I'm very grateful for the helpful feedback, both of you. I've uploaded a slightly revised version now, which says more about ELP and also about conversation. Thanks! :)

Nick Smyth

Wow, I just posted a long comment which was deleted. The gist of the major question, Kate, was this: is the pluralism in question a pluralism about the concept of criticism (as you say in your long comment above) or pluralism about the concept of a reason (which you allude to in your final paragraph)? I was suggesting that both Williams and Parfit are monists about reasons (in your sense: i.e., there is just one way to analyze them), but you are now saying that the pluralism in question is about criticism. So, I'm still a little hazy on just what the pluralism in question is supposed to be. If it's pluralism about criticism, then your final paragraph might be a bit misleading.

I also suggested that you simply lose the stuff about brow-beating and about giving "helpful answers"... it invites the ethical reading. You can simply make reference to the conceptual requirements of advice.

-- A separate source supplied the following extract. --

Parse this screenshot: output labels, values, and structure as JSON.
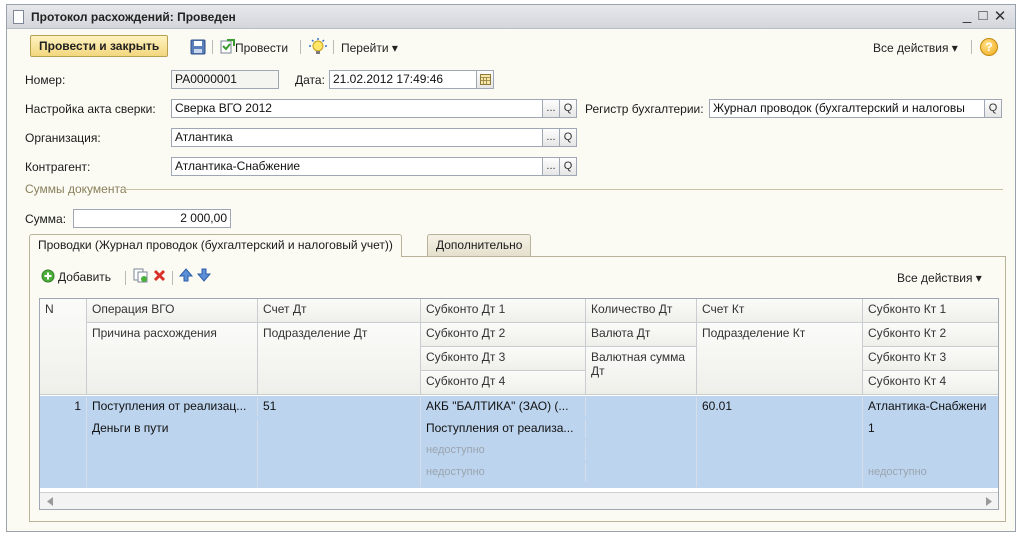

Lots else to say, but I don't want it to get eaten by the internet again. Thanks so much for all of this!

Kate Manne

Sorry your comment got eaten! And, yes, I definitely meant the pluralism to be a pluralism about criticism. We can use reasons-talk to pick out one type of criticism, a la Williams, or use it to try to cover every type of criticism, a la Parfit, but at the risk (I believe) of eliding important distinctions between very different kinds of criticisms. I will change the conclusion to make this clearer now. I have also added a bit clarifying the "helpful answer" part, with probably more to come once I think about it some more. Thanks so much, again!